Yoksa tatile çıkmayacak mısınız?
“Tatil kim, biz kim!” dediğinizi duyar gibiyim.
Senin gibi benim gibi kaç kişi beş yıldızlı otellerde tatil yapıyor ki.
Yap bir güzellik çocuklara, günübirlik de olsa denize girsinler.
Sana bir şey söyleyeyim mi, önümüzdeki haftadan itibaren yağmur falan yok
Hava da mis gibi.
İzmir Büyükşehir Belediyesi, Urla’da, Mordoğan’da, Karaburun’da, Özdere’de, Güzelbahçe’de çok sayıda halk plajını düzenledi. At bunlardan birine kapağı, keyfine bak.
Yassıcaada’yı da tavsiye ederim.
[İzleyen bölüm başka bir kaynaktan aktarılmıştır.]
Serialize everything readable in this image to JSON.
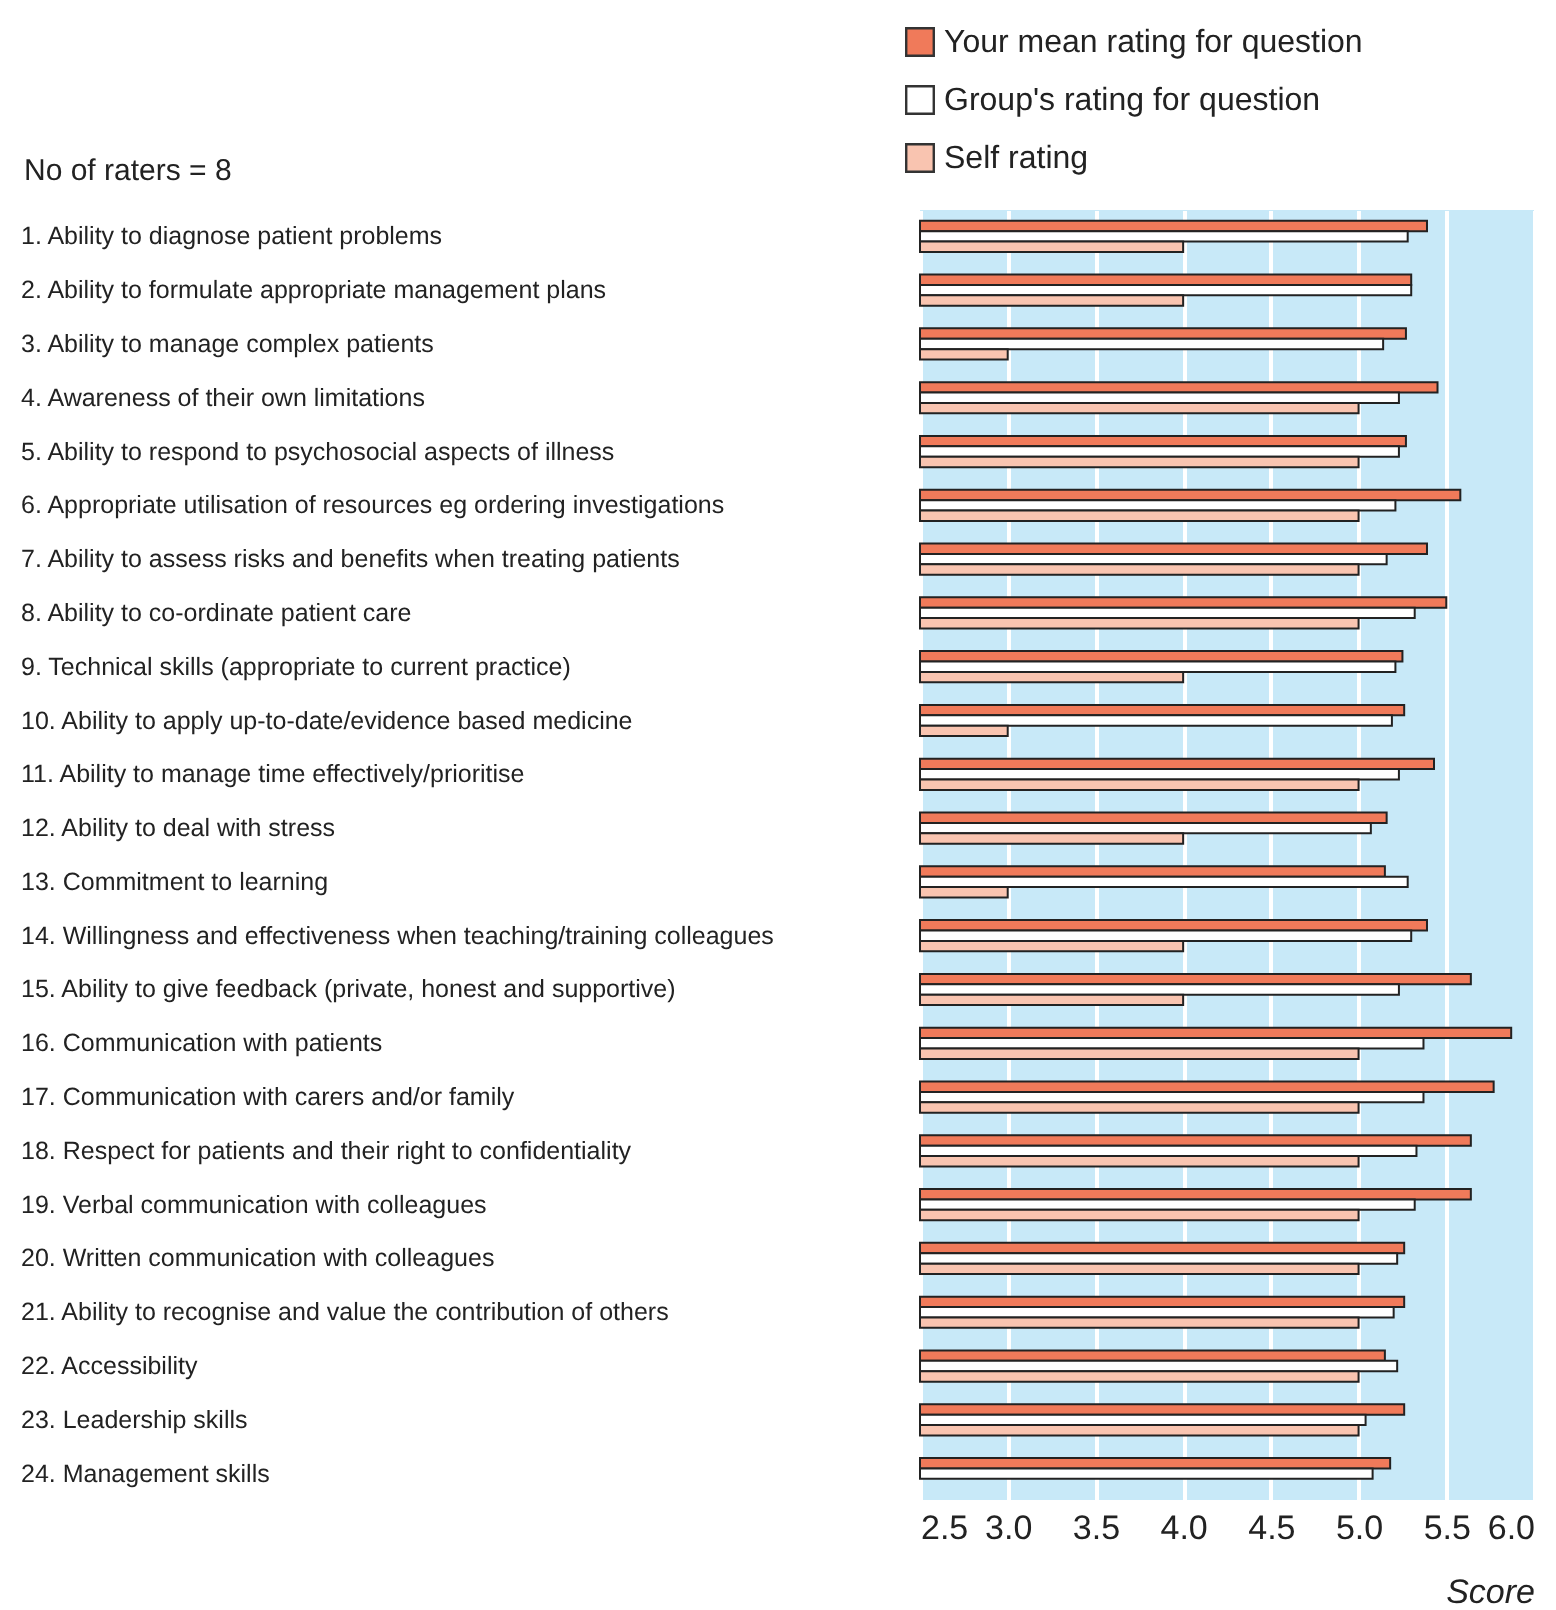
{
  "chart_data": {
    "type": "bar",
    "orientation": "horizontal",
    "xlabel": "Score",
    "annotations": [
      "No of raters = 8"
    ],
    "categories": [
      "1. Ability to diagnose patient problems",
      "2. Ability to formulate appropriate management plans",
      "3. Ability to manage complex patients",
      "4. Awareness of their own limitations",
      "5. Ability to respond to psychosocial aspects of illness",
      "6. Appropriate utilisation of resources eg ordering investigations",
      "7. Ability to assess risks and benefits when treating patients",
      "8. Ability to co-ordinate patient care",
      "9. Technical skills (appropriate to current practice)",
      "10. Ability to apply up-to-date/evidence based medicine",
      "11. Ability to manage time effectively/prioritise",
      "12. Ability to deal with stress",
      "13. Commitment to learning",
      "14. Willingness and effectiveness when teaching/training colleagues",
      "15. Ability to give feedback (private, honest and supportive)",
      "16. Communication with patients",
      "17. Communication with carers and/or family",
      "18. Respect for patients and their right to confidentiality",
      "19. Verbal communication with colleagues",
      "20. Written communication with colleagues",
      "21. Ability to recognise and value the contribution of others",
      "22. Accessibility",
      "23. Leadership skills",
      "24. Management skills"
    ],
    "series": [
      {
        "name": "Your mean rating for question",
        "color": "#f07a5a",
        "values": [
          5.39,
          5.3,
          5.27,
          5.45,
          5.27,
          5.58,
          5.39,
          5.5,
          5.25,
          5.26,
          5.43,
          5.16,
          5.15,
          5.39,
          5.64,
          5.87,
          5.77,
          5.64,
          5.64,
          5.26,
          5.26,
          5.15,
          5.26,
          5.18
        ]
      },
      {
        "name": "Group's rating for question",
        "color": "#ffffff",
        "values": [
          5.28,
          5.3,
          5.14,
          5.23,
          5.23,
          5.21,
          5.16,
          5.32,
          5.21,
          5.19,
          5.23,
          5.07,
          5.28,
          5.3,
          5.23,
          5.37,
          5.37,
          5.33,
          5.32,
          5.22,
          5.2,
          5.22,
          5.04,
          5.08
        ]
      },
      {
        "name": "Self rating",
        "color": "#f9c4b0",
        "values": [
          4.0,
          4.0,
          3.0,
          5.0,
          5.0,
          5.0,
          5.0,
          5.0,
          4.0,
          3.0,
          5.0,
          4.0,
          3.0,
          4.0,
          4.0,
          5.0,
          5.0,
          5.0,
          5.0,
          5.0,
          5.0,
          5.0,
          5.0,
          null
        ]
      }
    ],
    "xlim": [
      2.5,
      6.0
    ],
    "xticks": [
      {
        "value": 2.5,
        "label": "2.5"
      },
      {
        "value": 3,
        "label": "3.0"
      },
      {
        "value": 3.5,
        "label": "3.5"
      },
      {
        "value": 4,
        "label": "4.0"
      },
      {
        "value": 4.5,
        "label": "4.5"
      },
      {
        "value": 5,
        "label": "5.0"
      },
      {
        "value": 5.5,
        "label": "5.5"
      },
      {
        "value": 6,
        "label": "6.0"
      }
    ],
    "grid": "x",
    "legend": "top"
  }
}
Havuz gibi, akvaryum gibi.
***
“Yağmur yok” dedim de aklıma geldi!
Barajlar dolmuş iyi mi!
Yaşasın, bu yaz da susuzluk çekmeyeceğiz.
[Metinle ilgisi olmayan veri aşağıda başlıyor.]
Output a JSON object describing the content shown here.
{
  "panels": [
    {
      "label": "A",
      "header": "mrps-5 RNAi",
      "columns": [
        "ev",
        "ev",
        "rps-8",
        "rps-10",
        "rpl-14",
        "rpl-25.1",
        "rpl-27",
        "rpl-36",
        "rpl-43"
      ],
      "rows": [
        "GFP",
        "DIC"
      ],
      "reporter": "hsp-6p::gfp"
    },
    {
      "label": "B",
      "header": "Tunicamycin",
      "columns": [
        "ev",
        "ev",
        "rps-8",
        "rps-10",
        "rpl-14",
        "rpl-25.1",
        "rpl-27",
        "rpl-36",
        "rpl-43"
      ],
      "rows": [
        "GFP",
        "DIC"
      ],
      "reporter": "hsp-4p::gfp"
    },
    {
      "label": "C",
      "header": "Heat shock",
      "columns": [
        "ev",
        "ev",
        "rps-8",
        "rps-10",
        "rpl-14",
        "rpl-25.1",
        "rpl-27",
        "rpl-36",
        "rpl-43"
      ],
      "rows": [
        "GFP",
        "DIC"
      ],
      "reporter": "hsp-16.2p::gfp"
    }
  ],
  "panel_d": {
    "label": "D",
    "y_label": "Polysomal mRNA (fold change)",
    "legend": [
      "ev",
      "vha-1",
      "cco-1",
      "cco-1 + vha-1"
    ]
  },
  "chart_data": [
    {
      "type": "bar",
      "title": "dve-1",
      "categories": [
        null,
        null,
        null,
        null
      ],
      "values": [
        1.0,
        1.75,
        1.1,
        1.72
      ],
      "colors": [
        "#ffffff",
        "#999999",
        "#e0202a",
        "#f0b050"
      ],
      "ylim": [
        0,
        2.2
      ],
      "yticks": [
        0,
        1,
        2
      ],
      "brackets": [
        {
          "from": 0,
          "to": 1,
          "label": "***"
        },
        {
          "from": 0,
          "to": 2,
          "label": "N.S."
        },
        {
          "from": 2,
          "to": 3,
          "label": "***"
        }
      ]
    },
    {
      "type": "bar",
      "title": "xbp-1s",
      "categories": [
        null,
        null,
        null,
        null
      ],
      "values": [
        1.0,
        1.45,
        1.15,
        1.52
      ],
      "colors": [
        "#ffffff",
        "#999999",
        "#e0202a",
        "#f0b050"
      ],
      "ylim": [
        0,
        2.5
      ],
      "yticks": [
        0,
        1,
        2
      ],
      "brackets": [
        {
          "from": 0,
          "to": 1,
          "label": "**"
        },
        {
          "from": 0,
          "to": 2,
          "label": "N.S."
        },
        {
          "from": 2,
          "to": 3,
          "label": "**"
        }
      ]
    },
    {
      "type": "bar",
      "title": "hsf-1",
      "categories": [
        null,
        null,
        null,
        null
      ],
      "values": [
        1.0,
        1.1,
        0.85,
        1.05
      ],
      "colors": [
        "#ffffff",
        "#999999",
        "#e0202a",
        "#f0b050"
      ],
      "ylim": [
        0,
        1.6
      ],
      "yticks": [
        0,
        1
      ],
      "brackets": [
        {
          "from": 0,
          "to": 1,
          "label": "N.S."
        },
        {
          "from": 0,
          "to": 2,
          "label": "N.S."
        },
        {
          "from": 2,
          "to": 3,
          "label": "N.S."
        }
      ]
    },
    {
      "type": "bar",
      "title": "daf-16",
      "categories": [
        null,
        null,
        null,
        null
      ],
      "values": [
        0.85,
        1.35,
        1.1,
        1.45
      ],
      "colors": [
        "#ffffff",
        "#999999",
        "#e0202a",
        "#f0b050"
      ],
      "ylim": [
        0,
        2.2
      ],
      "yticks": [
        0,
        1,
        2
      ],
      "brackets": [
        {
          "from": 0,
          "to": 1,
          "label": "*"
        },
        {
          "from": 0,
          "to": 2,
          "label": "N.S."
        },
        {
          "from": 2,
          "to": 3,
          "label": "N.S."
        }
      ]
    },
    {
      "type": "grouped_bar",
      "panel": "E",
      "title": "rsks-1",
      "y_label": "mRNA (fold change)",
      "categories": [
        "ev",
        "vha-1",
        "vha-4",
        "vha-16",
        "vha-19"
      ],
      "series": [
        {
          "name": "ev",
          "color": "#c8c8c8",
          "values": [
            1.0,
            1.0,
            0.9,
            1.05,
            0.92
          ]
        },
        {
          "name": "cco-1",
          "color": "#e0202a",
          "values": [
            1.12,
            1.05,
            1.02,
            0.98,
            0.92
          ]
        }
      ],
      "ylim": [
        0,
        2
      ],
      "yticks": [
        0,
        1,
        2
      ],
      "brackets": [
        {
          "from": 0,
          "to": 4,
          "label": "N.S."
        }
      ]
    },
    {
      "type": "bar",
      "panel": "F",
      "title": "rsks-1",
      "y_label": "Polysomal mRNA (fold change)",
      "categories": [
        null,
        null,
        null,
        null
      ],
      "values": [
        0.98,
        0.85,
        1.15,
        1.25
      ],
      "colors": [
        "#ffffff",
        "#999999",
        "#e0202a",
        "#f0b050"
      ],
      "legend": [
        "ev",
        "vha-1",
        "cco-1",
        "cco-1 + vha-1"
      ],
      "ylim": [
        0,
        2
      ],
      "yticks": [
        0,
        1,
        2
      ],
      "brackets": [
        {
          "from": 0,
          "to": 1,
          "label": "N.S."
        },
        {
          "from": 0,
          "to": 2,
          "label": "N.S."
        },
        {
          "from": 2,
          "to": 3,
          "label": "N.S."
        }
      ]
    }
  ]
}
Fakat şiddetli yağmur yüzünden Egeli çiftçiler büyük zarar görmüş.
Üzüldüm haliyle.
Yağmur yağar, bir yanda sevinenler olur, diğer yanda üzülenler...
Mesela incir, bu saatten sonra yağmuru sevmezmiş, yeni öğrendim.
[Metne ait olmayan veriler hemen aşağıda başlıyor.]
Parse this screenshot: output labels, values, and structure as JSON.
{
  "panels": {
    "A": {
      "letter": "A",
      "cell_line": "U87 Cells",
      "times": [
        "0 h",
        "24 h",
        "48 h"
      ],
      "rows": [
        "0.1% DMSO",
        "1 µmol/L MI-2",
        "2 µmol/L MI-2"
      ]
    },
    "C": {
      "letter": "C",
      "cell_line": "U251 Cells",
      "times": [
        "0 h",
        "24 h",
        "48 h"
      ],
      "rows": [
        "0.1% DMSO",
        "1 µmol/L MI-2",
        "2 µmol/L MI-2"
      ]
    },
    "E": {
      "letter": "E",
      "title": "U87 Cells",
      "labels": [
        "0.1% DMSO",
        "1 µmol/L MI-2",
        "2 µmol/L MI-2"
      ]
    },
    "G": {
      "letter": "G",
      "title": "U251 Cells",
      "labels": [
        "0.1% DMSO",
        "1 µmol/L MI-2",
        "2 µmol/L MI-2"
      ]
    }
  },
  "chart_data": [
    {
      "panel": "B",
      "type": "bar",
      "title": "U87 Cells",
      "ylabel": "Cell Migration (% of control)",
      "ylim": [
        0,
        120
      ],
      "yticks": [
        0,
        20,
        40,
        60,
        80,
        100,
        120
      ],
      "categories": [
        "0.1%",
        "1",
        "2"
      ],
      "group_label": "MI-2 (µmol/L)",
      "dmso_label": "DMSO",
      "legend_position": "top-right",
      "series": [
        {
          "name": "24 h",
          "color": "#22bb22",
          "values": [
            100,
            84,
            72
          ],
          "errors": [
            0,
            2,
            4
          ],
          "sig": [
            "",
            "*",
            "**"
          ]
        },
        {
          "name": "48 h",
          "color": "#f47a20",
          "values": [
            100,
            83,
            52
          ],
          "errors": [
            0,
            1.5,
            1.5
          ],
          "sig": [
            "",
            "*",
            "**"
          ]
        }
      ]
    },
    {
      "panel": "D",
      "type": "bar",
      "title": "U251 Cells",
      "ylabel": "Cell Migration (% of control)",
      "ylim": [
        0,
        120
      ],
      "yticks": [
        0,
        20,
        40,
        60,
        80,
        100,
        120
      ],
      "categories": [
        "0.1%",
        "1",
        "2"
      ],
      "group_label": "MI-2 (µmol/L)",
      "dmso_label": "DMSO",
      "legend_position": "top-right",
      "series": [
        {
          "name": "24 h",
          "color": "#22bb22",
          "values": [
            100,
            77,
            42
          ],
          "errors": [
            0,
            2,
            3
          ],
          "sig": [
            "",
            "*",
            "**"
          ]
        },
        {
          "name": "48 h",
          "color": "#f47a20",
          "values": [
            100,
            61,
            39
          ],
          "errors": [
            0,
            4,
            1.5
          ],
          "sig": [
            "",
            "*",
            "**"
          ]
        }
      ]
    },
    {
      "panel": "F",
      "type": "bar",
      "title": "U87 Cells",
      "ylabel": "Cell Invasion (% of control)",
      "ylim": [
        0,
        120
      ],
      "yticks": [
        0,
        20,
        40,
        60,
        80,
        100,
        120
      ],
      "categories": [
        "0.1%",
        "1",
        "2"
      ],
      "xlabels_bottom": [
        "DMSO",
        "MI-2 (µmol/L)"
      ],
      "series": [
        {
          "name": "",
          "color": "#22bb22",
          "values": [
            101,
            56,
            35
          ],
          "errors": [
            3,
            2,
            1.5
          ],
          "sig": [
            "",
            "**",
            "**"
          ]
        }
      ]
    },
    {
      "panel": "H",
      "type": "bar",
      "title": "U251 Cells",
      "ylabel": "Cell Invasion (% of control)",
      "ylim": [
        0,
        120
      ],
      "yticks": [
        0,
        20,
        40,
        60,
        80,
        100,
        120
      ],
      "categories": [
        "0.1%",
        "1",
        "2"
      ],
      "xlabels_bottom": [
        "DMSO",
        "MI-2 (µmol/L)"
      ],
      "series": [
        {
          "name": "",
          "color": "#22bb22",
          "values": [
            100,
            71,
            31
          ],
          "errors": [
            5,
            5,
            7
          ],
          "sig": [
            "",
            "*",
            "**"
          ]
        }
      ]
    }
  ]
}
“Artık yağmur yağmasın, bir çuval inciri berbat etmesin” dedi bizim Serdar E nişte.
***
Peki, hayvanları seviyor musunuz?
Cevabınızı duyamıyorum ama n’olur, hayvanları sevin, sevindirin.
Benim bir kedim var, adı Duman.
Canım ciğerim, yaşam sevincim. Ailemizden biri oldu.
Çocukluk arkadaşım Ahmet’e Duman’ın marifetlerini anlata anlata, onu da hayvansever yaptım vallahi.
Nihayetinde “Paşa” adını verdiği bir kediyi sahiplendi.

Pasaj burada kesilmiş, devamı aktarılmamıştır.